Week 4 CTT Item Analysis

In this chapter, students will learn to perform and write a function for CTT item analysis in R.

4.1 Response data

Let’s start with importing a data set using read.table function.

resp <- read.table('https://raw.githubusercontent.com/sunbeomk/PSYC490/main/resp.txt',
                   header = F,
                   sep = "\t")
  • The first argument is the file name with its location. If you have a .txt file in your local computer, then you can set your working directory to where your file exists, and import the data file.

  • The second argument header is a logical value indicating whether the file contains the names of the variables as its first line.

  • The argument sep shows how values on each line of the file are separated. For example, sep = "," means that the separator is a comma. sep = "\t" means that the separator is a tab.

The imported data set resp contains 100 subjects’ dichotomous responses to 40 GRE questions. Each row corresponds to subject, and each column corresponds to item. The response is coded as 1 if correct. Let’s check some properties of the imported data set.


4.2 CTT Item Analysis

4.2.1 Total score

The total score of each subject can be obtained by the row sums.

total_score <- rowSums(resp)

4.2.2 Item difficulty

The item difficulty in CTT can be obtained by calculating the proportion of correct answers of each item.

\[p_j = \frac{\sum_{i=1}^{n}X_{ij}}{n}\]

Since the correct answers are coded as 1, the column means will give us the proportion of correct, \(p\), which is the CTT item difficulty of the \(j\)-th item.

item_diff <- colMeans(resp)

4.2.3 Item discrimination

The item discrimination in CTT can be obtained by the point biserial correlation between the item response and the total score.

\[r_{j,pbis} = \left[ \frac{\bar{X}_1 - \bar{X}_0}{S_X} \right] \sqrt{\frac{n_1 n_0}{n(n-1)}}\]

When X is 0/1 and Y is continuous, \(r_{j, pbis}\) is equal to the Pearson correlation between X and Y. Let’s obtain the item discrimination of the resp data set.

n_items <- ncol(resp)        # number of items
total_score <- rowSums(resp) # total score

item_disc <- numeric(n_items)                  # output vector
for (j in 1:n_items) {                          # sequence
  item_disc[j] <- cor(total_score, resp[, j])    # body
  • First, we saved the number of items and the total score as objects n_items and total_score, respectively.

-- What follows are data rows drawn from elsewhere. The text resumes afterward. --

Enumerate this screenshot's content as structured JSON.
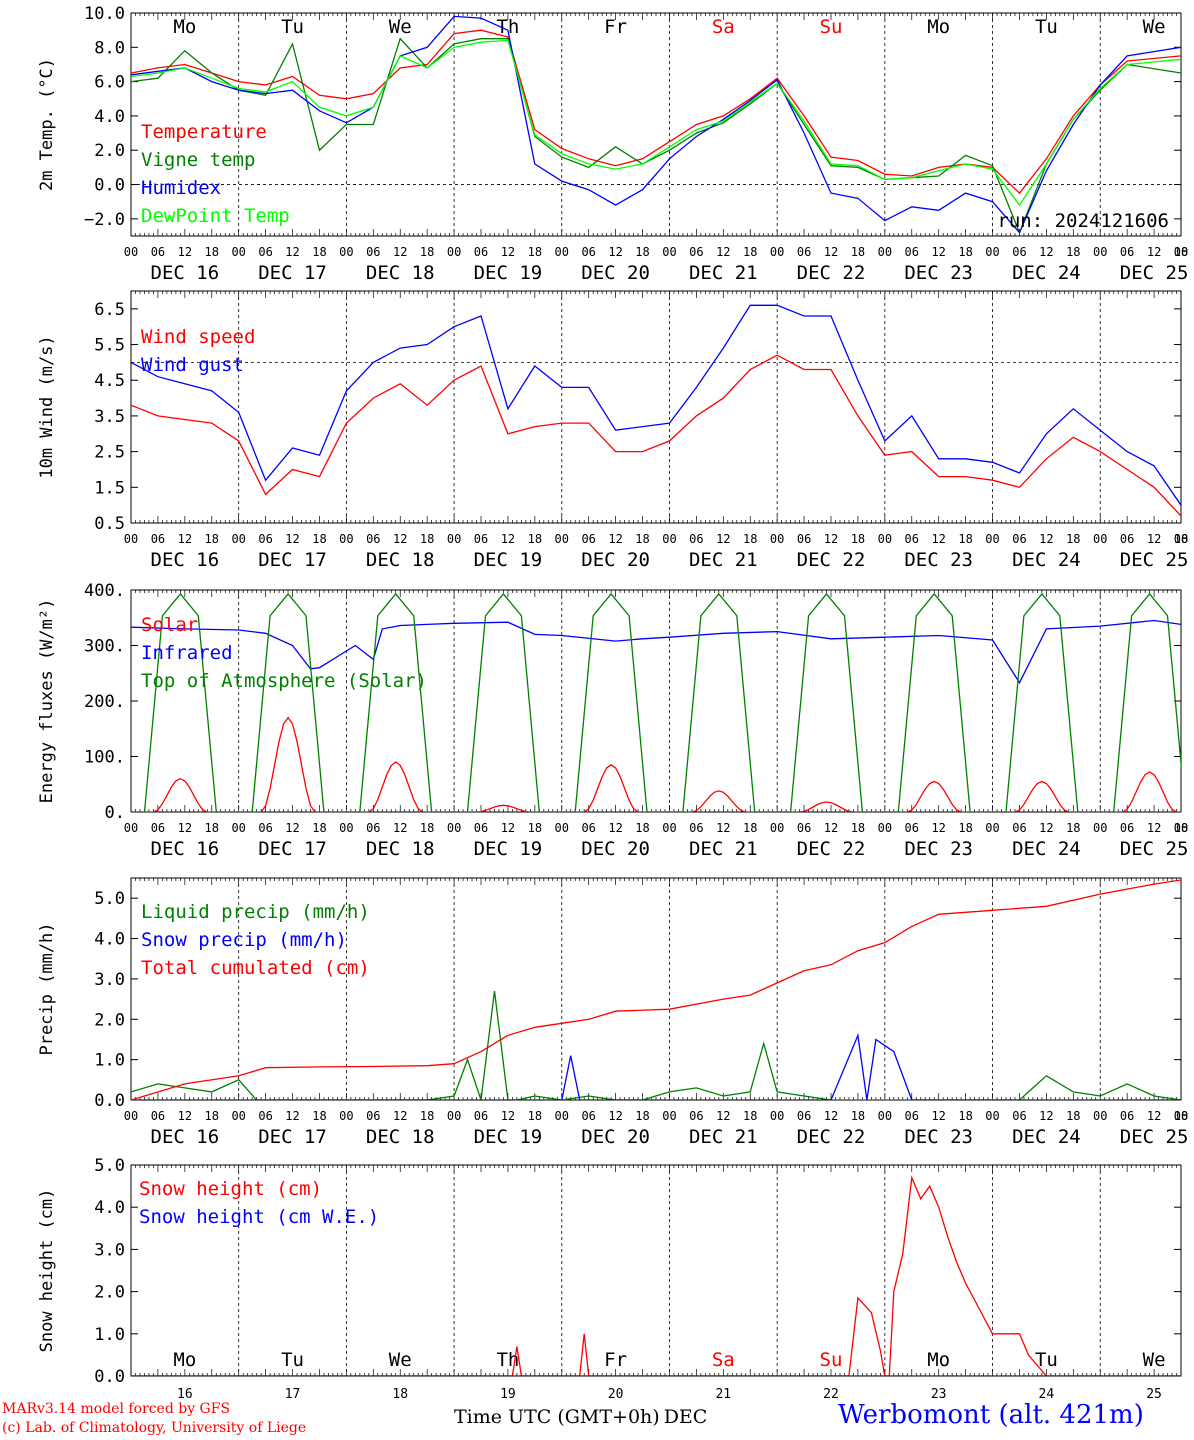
{
  "run_label": "run: 2024121606",
  "footer": {
    "model": "MARv3.14 model forced by GFS",
    "credit": "(c) Lab. of Climatology, University of Liege",
    "time_label": "Time UTC (GMT+0h)",
    "month_label": "DEC",
    "station": "Werbomont (alt. 421m)"
  },
  "days": [
    {
      "abbr": "Mo",
      "date": "DEC 16",
      "num": "16",
      "color": "#000000"
    },
    {
      "abbr": "Tu",
      "date": "DEC 17",
      "num": "17",
      "color": "#000000"
    },
    {
      "abbr": "We",
      "date": "DEC 18",
      "num": "18",
      "color": "#000000"
    },
    {
      "abbr": "Th",
      "date": "DEC 19",
      "num": "19",
      "color": "#000000"
    },
    {
      "abbr": "Fr",
      "date": "DEC 20",
      "num": "20",
      "color": "#000000"
    },
    {
      "abbr": "Sa",
      "date": "DEC 21",
      "num": "21",
      "color": "#ff0000"
    },
    {
      "abbr": "Su",
      "date": "DEC 22",
      "num": "22",
      "color": "#ff0000"
    },
    {
      "abbr": "Mo",
      "date": "DEC 23",
      "num": "23",
      "color": "#000000"
    },
    {
      "abbr": "Tu",
      "date": "DEC 24",
      "num": "24",
      "color": "#000000"
    },
    {
      "abbr": "We",
      "date": "DEC 25",
      "num": "25",
      "color": "#000000"
    }
  ],
  "hour_ticks": [
    "00",
    "06",
    "12",
    "18"
  ],
  "chart_data": [
    {
      "type": "line",
      "ylabel": "2m Temp. (°C)",
      "ylim": [
        -3,
        10
      ],
      "yticks": [
        "10.0",
        "8.0",
        "6.0",
        "4.0",
        "2.0",
        "0.0",
        "−2.0"
      ],
      "x_unit": "hours since DEC 16 00 UTC",
      "ref_line": 0,
      "grid": "vertical dashed at 00 UTC",
      "legend_position": "left",
      "series": [
        {
          "name": "Temperature",
          "color": "#ff0000",
          "x": [
            0,
            6,
            12,
            18,
            24,
            30,
            36,
            42,
            48,
            54,
            60,
            66,
            72,
            78,
            84,
            90,
            96,
            102,
            108,
            114,
            120,
            126,
            132,
            138,
            144,
            150,
            156,
            162,
            168,
            174,
            180,
            186,
            192,
            198,
            204,
            210,
            216,
            222,
            234
          ],
          "y": [
            6.5,
            6.8,
            7.0,
            6.5,
            6.0,
            5.8,
            6.3,
            5.2,
            5.0,
            5.3,
            6.8,
            7.0,
            8.8,
            9.0,
            8.6,
            3.2,
            2.1,
            1.5,
            1.1,
            1.5,
            2.5,
            3.5,
            4.0,
            5.0,
            6.2,
            4.0,
            1.6,
            1.4,
            0.6,
            0.5,
            1.0,
            1.2,
            1.0,
            -0.5,
            1.5,
            4.0,
            5.8,
            7.2,
            7.5
          ]
        },
        {
          "name": "Vigne temp",
          "color": "#008000",
          "x": [
            0,
            6,
            12,
            18,
            24,
            30,
            36,
            42,
            48,
            54,
            60,
            66,
            72,
            78,
            84,
            90,
            96,
            102,
            108,
            114,
            120,
            126,
            132,
            138,
            144,
            150,
            156,
            162,
            168,
            174,
            180,
            186,
            192,
            198,
            204,
            210,
            216,
            222,
            234
          ],
          "y": [
            6.0,
            6.2,
            7.8,
            6.5,
            5.5,
            5.2,
            8.2,
            2.0,
            3.5,
            3.5,
            8.5,
            6.8,
            8.2,
            8.5,
            8.5,
            2.8,
            1.6,
            1.0,
            2.2,
            1.2,
            2.0,
            3.0,
            3.6,
            4.7,
            5.9,
            3.5,
            1.1,
            1.0,
            0.3,
            0.4,
            0.5,
            1.7,
            1.1,
            -2.8,
            1.2,
            3.8,
            5.5,
            7.0,
            6.5
          ]
        },
        {
          "name": "Humidex",
          "color": "#0000ff",
          "x": [
            0,
            6,
            12,
            18,
            24,
            30,
            36,
            42,
            48,
            54,
            60,
            66,
            72,
            78,
            84,
            90,
            96,
            102,
            108,
            114,
            120,
            126,
            132,
            138,
            144,
            150,
            156,
            162,
            168,
            174,
            180,
            186,
            192,
            198,
            204,
            210,
            216,
            222,
            234
          ],
          "y": [
            6.4,
            6.6,
            6.8,
            6.0,
            5.5,
            5.3,
            5.5,
            4.3,
            3.6,
            4.5,
            7.5,
            8.0,
            9.8,
            9.7,
            9.0,
            1.2,
            0.2,
            -0.3,
            -1.2,
            -0.3,
            1.5,
            2.8,
            3.8,
            4.9,
            6.1,
            3.0,
            -0.5,
            -0.8,
            -2.1,
            -1.3,
            -1.5,
            -0.5,
            -1.0,
            -2.8,
            0.8,
            3.5,
            5.8,
            7.5,
            8.0
          ]
        },
        {
          "name": "DewPoint Temp",
          "color": "#00ff00",
          "x": [
            0,
            6,
            12,
            18,
            24,
            30,
            36,
            42,
            48,
            54,
            60,
            66,
            72,
            78,
            84,
            90,
            96,
            102,
            108,
            114,
            120,
            126,
            132,
            138,
            144,
            150,
            156,
            162,
            168,
            174,
            180,
            186,
            192,
            198,
            204,
            210,
            216,
            222,
            234
          ],
          "y": [
            6.3,
            6.5,
            6.8,
            6.2,
            5.6,
            5.4,
            6.0,
            4.5,
            4.0,
            4.5,
            7.5,
            6.8,
            8.0,
            8.3,
            8.4,
            2.9,
            1.8,
            1.2,
            0.9,
            1.2,
            2.2,
            3.2,
            3.7,
            4.8,
            5.9,
            3.7,
            1.2,
            1.1,
            0.3,
            0.4,
            0.8,
            1.2,
            0.9,
            -1.2,
            1.2,
            3.8,
            5.6,
            7.0,
            7.3
          ]
        }
      ]
    },
    {
      "type": "line",
      "ylabel": "10m Wind (m/s)",
      "ylim": [
        0.5,
        7.0
      ],
      "yticks": [
        "6.5",
        "5.5",
        "4.5",
        "3.5",
        "2.5",
        "1.5",
        "0.5"
      ],
      "x_unit": "hours since DEC 16 00 UTC",
      "ref_line": 5,
      "grid": "vertical dashed at 00 UTC",
      "legend_position": "left",
      "series": [
        {
          "name": "Wind speed",
          "color": "#ff0000",
          "x": [
            0,
            6,
            12,
            18,
            24,
            30,
            36,
            42,
            48,
            54,
            60,
            66,
            72,
            78,
            84,
            90,
            96,
            102,
            108,
            114,
            120,
            126,
            132,
            138,
            144,
            150,
            156,
            162,
            168,
            174,
            180,
            186,
            192,
            198,
            204,
            210,
            216,
            222,
            228,
            234
          ],
          "y": [
            3.8,
            3.5,
            3.4,
            3.3,
            2.8,
            1.3,
            2.0,
            1.8,
            3.3,
            4.0,
            4.4,
            3.8,
            4.5,
            4.9,
            3.0,
            3.2,
            3.3,
            3.3,
            2.5,
            2.5,
            2.8,
            3.5,
            4.0,
            4.8,
            5.2,
            4.8,
            4.8,
            3.5,
            2.4,
            2.5,
            1.8,
            1.8,
            1.7,
            1.5,
            2.3,
            2.9,
            2.5,
            2.0,
            1.5,
            0.7
          ]
        },
        {
          "name": "Wind gust",
          "color": "#0000ff",
          "x": [
            0,
            6,
            12,
            18,
            24,
            30,
            36,
            42,
            48,
            54,
            60,
            66,
            72,
            78,
            84,
            90,
            96,
            102,
            108,
            114,
            120,
            126,
            132,
            138,
            144,
            150,
            156,
            162,
            168,
            174,
            180,
            186,
            192,
            198,
            204,
            210,
            216,
            222,
            228,
            234
          ],
          "y": [
            5.0,
            4.6,
            4.4,
            4.2,
            3.6,
            1.7,
            2.6,
            2.4,
            4.2,
            5.0,
            5.4,
            5.5,
            6.0,
            6.3,
            3.7,
            4.9,
            4.3,
            4.3,
            3.1,
            3.2,
            3.3,
            4.3,
            5.4,
            6.6,
            6.6,
            6.3,
            6.3,
            4.5,
            2.8,
            3.5,
            2.3,
            2.3,
            2.2,
            1.9,
            3.0,
            3.7,
            3.1,
            2.5,
            2.1,
            1.0
          ]
        }
      ]
    },
    {
      "type": "line",
      "ylabel": "Energy fluxes (W/m²)",
      "ylim": [
        0,
        400
      ],
      "yticks": [
        "400.",
        "300.",
        "200.",
        "100.",
        "0."
      ],
      "x_unit": "hours since DEC 16 00 UTC",
      "grid": "vertical dashed at 00 UTC",
      "legend_position": "left",
      "series": [
        {
          "name": "Solar",
          "color": "#ff0000",
          "peak_hours": [
            11,
            35,
            59,
            83,
            107,
            131,
            155,
            179,
            203,
            227
          ],
          "peaks": [
            60,
            170,
            90,
            12,
            85,
            38,
            18,
            55,
            55,
            72
          ]
        },
        {
          "name": "Infrared",
          "color": "#0000ff",
          "x": [
            0,
            12,
            24,
            30,
            36,
            40,
            42,
            48,
            50,
            54,
            56,
            60,
            66,
            72,
            84,
            90,
            96,
            108,
            114,
            120,
            132,
            144,
            156,
            168,
            180,
            192,
            198,
            204,
            216,
            228,
            234
          ],
          "y": [
            333,
            330,
            328,
            322,
            300,
            258,
            260,
            290,
            300,
            275,
            330,
            336,
            338,
            340,
            342,
            320,
            318,
            308,
            312,
            315,
            322,
            325,
            312,
            315,
            318,
            310,
            233,
            330,
            335,
            345,
            338
          ]
        },
        {
          "name": "Top of Atmosphere (Solar)",
          "color": "#008000",
          "peak_hours": [
            11,
            35,
            59,
            83,
            107,
            131,
            155,
            179,
            203,
            227
          ],
          "peak_value": 393
        }
      ]
    },
    {
      "type": "line",
      "ylabel": "Precip (mm/h)",
      "ylim": [
        0,
        5.5
      ],
      "yticks": [
        "5.0",
        "4.0",
        "3.0",
        "2.0",
        "1.0",
        "0.0"
      ],
      "x_unit": "hours since DEC 16 00 UTC",
      "grid": "vertical dashed at 00 UTC",
      "legend_position": "left",
      "series": [
        {
          "name": "Liquid precip (mm/h)",
          "color": "#008000",
          "x": [
            0,
            6,
            12,
            18,
            24,
            28,
            30,
            36,
            48,
            66,
            72,
            75,
            78,
            81,
            84,
            86,
            90,
            96,
            102,
            108,
            114,
            120,
            126,
            132,
            138,
            141,
            144,
            150,
            156,
            162,
            168,
            174,
            180,
            192,
            198,
            204,
            210,
            216,
            222,
            228,
            234
          ],
          "y": [
            0.2,
            0.4,
            0.3,
            0.2,
            0.5,
            0.0,
            0.0,
            0.0,
            0.0,
            0.0,
            0.1,
            1.0,
            0.0,
            2.7,
            0.0,
            0.0,
            0.1,
            0.0,
            0.1,
            0.0,
            0.0,
            0.2,
            0.3,
            0.1,
            0.2,
            1.4,
            0.2,
            0.1,
            0.0,
            0.0,
            0.0,
            0.0,
            0.0,
            0.0,
            0.0,
            0.6,
            0.2,
            0.1,
            0.4,
            0.1,
            0.0
          ]
        },
        {
          "name": "Snow precip (mm/h)",
          "color": "#0000ff",
          "x": [
            0,
            84,
            90,
            96,
            98,
            100,
            102,
            108,
            150,
            154,
            156,
            162,
            164,
            166,
            170,
            174,
            180,
            234
          ],
          "y": [
            0.0,
            0.0,
            0.0,
            0.0,
            1.1,
            0.0,
            0.0,
            0.0,
            0.0,
            0.0,
            0.0,
            1.6,
            0.0,
            1.5,
            1.2,
            0.0,
            0.0,
            0.0
          ]
        },
        {
          "name": "Total cumulated (cm)",
          "color": "#ff0000",
          "x": [
            0,
            12,
            24,
            30,
            42,
            54,
            66,
            72,
            78,
            84,
            90,
            96,
            102,
            108,
            120,
            132,
            138,
            144,
            150,
            156,
            162,
            168,
            174,
            180,
            192,
            198,
            204,
            216,
            228,
            234
          ],
          "y": [
            0.0,
            0.4,
            0.6,
            0.8,
            0.82,
            0.83,
            0.85,
            0.9,
            1.2,
            1.6,
            1.8,
            1.9,
            2.0,
            2.2,
            2.25,
            2.5,
            2.6,
            2.9,
            3.2,
            3.35,
            3.7,
            3.9,
            4.3,
            4.6,
            4.7,
            4.75,
            4.8,
            5.1,
            5.35,
            5.45
          ]
        }
      ]
    },
    {
      "type": "line",
      "ylabel": "Snow height (cm)",
      "ylim": [
        0,
        5.0
      ],
      "yticks": [
        "5.0",
        "4.0",
        "3.0",
        "2.0",
        "1.0",
        "0.0"
      ],
      "x_unit": "hours since DEC 16 00 UTC",
      "grid": "vertical dashed at 00 UTC",
      "legend_position": "left",
      "series": [
        {
          "name": "Snow height (cm)",
          "color": "#ff0000",
          "x": [
            0,
            85,
            86,
            87,
            88,
            100,
            101,
            102,
            103,
            160,
            162,
            165,
            167,
            168,
            169,
            170,
            172,
            174,
            176,
            178,
            180,
            182,
            184,
            186,
            188,
            192,
            196,
            198,
            200,
            204,
            234
          ],
          "y": [
            0,
            0,
            0.7,
            0,
            0,
            0,
            1.0,
            0,
            0,
            0,
            1.85,
            1.5,
            0.6,
            0,
            0,
            2.0,
            2.9,
            4.7,
            4.2,
            4.5,
            4.0,
            3.3,
            2.7,
            2.2,
            1.8,
            1.0,
            1.0,
            1.0,
            0.5,
            0,
            0
          ]
        },
        {
          "name": "Snow height (cm W.E.)",
          "color": "#0000ff",
          "x": [
            0,
            234
          ],
          "y": [
            0,
            0
          ]
        }
      ]
    }
  ]
}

  • Before running the for loop, we created an output object item_disc which is a zero vector length of n_items.

  • Inside the for loop, we replace the \(j\)-th element of the output vector item_disc with the pearson correlation between the \(j\)-th item (resp[, j]) and the total_score. The \(j\)-th element of item_disc is the item discrimination of the \(j\)-th items.